The power and political systems currently could see a Zanu government in perpetuity. Its stranglehold on all instruments of power, the army, the judiciary and the executive, enables it to carefully craft elections to maximze its electability. Who would blame them? Zanu, perhaps more than any other liberation movement in Africa, has many reasons for maintain a grip on power. Nowhere else has a ruling group exhibited such dereliction of responsibility and rampant abuse of power and remain in charge. Elsewhere such have elicited violent reactions in civil strife and violent coups. The fear of having to account for past misdeeds runs deep in the minds and actions of Zanu leaders.

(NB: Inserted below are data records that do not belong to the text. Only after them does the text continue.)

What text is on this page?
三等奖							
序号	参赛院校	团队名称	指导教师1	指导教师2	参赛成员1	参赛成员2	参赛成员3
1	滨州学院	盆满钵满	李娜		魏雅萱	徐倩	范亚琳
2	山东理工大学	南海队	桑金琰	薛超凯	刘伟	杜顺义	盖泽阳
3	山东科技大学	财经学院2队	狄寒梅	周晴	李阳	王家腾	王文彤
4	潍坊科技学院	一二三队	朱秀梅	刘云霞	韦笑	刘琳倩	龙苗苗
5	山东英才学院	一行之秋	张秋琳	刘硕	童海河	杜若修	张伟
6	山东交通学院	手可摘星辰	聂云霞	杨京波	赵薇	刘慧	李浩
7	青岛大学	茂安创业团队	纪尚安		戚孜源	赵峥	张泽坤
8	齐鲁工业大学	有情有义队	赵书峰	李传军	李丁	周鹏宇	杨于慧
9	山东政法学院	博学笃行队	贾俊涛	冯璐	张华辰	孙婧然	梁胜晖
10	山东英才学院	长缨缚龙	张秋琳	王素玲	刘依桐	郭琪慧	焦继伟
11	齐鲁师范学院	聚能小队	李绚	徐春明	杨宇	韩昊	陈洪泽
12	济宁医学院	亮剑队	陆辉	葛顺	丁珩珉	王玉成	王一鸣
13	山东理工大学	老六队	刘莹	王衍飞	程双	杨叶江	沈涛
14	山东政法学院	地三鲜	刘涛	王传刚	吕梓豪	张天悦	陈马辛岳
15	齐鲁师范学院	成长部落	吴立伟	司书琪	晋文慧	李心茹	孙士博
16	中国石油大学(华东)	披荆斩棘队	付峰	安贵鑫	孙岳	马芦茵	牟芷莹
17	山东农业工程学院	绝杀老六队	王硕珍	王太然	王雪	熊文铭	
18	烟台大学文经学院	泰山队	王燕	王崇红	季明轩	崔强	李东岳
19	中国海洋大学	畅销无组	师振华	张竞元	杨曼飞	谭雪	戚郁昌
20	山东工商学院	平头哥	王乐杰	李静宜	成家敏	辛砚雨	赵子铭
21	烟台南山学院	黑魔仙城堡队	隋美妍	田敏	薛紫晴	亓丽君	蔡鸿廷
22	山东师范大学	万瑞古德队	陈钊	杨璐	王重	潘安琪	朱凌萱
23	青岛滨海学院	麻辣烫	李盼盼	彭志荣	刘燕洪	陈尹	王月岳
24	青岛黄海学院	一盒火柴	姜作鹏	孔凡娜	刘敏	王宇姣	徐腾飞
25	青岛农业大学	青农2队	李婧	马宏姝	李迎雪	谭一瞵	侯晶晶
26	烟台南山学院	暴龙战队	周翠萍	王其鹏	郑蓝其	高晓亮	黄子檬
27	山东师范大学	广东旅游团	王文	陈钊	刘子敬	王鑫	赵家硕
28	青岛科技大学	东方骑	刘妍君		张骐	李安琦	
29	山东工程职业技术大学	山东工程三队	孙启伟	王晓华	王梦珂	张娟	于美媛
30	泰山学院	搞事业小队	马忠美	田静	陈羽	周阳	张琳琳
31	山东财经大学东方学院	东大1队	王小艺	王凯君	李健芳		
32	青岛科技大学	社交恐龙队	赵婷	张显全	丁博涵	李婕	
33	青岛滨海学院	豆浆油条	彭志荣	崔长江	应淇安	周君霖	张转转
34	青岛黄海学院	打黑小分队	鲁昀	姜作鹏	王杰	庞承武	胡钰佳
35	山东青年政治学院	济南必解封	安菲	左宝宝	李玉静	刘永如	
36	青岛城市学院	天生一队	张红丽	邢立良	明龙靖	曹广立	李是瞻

Our governing party must however, take the plunge safe in the knowledge that Zimbabweans are not a vengeful people. Earlier I alluded to passivity of Zimbabweans in the face of abuse. Like many attributes has appositive side to it. The people's live and let die attitude shields them from harbouring lasting bitterness. Zimbabweans' ability to move on perhaps takes a leaf from the words of Mandela, an icon with no parallel yet. A quote from his book: "As I walked out the door toward the gate that would lead to my freedom, I knew if I didn't leave my bitterness and hatred behind, I'd still be in prison."  This, after twenty seven years of incarceration in most appalling and inhospitable conditions!

Zanu would be well advised to ride this forgiving spirit of Zimbabweans whilst it lasts. If President Mnangagwa indeed lived up to his call for national peace and togetherness, one reward would be to recover some dignity out of his sorely tarnished image, which I am sure he is well aware of. Who knows, history might even rank him among the visionaries who truly transformed the course of his coutry!

For the gallant MDC Alliance, a successful appeal against the ZEC verdict which would land victory with President Chamisa, might turn out to be pyrrhic. To end up President of such a divided and polarised nation would be akin to reaching out to a poisoned chalice. Greater value would ensue from allowing Zimbabweans find each other first, and the nation, its soul.